The Wolfsgarten, located near Darmstadt, was one of the childhood homes of Russia’s last Empress, Tsarina Alexandra. To this day, some if its doors are still decorated with flowers painted by the hand of the Tsarina when she was the young Princess Alix of Hesse.
But at this dinner in 1873, the future Tsarina was just one-year-old and her uncle, Louis III, ruled the Grand Duchy.
The residence was originally built in the early 1720s as a grand lodge for wolf hunting on horseback; hence its name which means the garden of wolves.
But when a ban on wolf hunting was introduced in the 1760s, the palace fell into disrepair for more than half a century until Grand Duke Louis III, the host of this dinner, embarked on a massive program of extensions and renovations.
While the hunting of wolves had ceased, the surrounding forests still supplied ample game for the royal hunters which had the obvious result of an ample menu at the palace dining table.
In addition to the variety of game on offer, it appears the lands and forests around the Wolfsgarten offered other culinary treats. Almost forty years after this banquet, Margaret Eagar - who was Governess to the Russian imperial children - remembers visiting the Wolfsgarten Schloss with the Tsar and Tsarina on family visits:
“We stayed two days in Kiel, and then went by train to Darmstadt, or rather Wolfsgarten. On the way I noticed fields of the saffron crocuses, and I am told that saffron-growing forms quite an extensive commerce in the south of Germany”.

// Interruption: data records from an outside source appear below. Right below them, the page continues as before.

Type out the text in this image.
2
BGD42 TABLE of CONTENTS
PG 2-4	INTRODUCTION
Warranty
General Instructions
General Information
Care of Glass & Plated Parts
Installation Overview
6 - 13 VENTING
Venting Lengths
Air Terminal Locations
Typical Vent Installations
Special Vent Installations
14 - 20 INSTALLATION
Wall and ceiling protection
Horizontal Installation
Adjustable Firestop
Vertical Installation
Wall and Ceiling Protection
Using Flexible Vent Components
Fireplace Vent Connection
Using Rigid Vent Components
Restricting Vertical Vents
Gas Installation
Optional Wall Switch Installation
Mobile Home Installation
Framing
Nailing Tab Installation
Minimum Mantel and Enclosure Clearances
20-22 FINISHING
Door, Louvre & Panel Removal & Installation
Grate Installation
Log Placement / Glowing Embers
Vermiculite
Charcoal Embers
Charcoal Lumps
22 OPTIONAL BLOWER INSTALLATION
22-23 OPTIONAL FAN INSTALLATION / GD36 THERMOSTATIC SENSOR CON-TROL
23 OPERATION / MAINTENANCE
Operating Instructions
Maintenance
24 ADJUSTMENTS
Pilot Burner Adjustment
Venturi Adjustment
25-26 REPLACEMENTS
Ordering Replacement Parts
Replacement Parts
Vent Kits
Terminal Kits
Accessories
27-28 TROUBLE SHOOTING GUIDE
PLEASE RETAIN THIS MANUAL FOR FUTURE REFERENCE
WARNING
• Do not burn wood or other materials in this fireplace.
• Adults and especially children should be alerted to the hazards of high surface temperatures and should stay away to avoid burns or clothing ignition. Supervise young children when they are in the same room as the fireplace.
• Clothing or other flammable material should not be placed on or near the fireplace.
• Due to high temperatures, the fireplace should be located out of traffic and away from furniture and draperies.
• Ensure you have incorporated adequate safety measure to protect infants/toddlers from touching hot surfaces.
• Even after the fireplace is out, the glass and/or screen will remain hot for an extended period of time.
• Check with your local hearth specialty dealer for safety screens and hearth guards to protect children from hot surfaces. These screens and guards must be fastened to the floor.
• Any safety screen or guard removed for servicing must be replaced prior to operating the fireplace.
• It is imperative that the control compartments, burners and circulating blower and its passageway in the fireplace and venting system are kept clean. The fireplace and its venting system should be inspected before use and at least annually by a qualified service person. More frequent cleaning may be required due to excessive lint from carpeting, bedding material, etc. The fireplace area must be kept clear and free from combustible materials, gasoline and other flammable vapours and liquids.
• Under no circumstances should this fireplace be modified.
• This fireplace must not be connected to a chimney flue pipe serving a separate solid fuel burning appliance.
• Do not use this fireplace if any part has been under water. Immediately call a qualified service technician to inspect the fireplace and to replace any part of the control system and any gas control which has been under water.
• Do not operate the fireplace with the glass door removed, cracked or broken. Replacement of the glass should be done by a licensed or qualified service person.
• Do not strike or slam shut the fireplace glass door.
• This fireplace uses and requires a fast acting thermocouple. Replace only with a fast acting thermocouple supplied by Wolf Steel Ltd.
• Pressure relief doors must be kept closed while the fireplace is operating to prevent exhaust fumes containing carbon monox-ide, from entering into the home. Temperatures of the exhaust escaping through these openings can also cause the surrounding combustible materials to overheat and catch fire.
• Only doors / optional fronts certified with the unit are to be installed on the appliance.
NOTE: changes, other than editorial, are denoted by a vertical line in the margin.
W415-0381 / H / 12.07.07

On a subsequent trip with the Russian Imperial family, Margaret Eagar also remembered how:
“... we went out to Wolfsgarten, and were very happy there during the fine autumn weather. The Empress bought bicycles for her three eldest children and they had grand rides with their cousin about the place. They hunted the woods for mushrooms, of which many varieties are found in Germany”.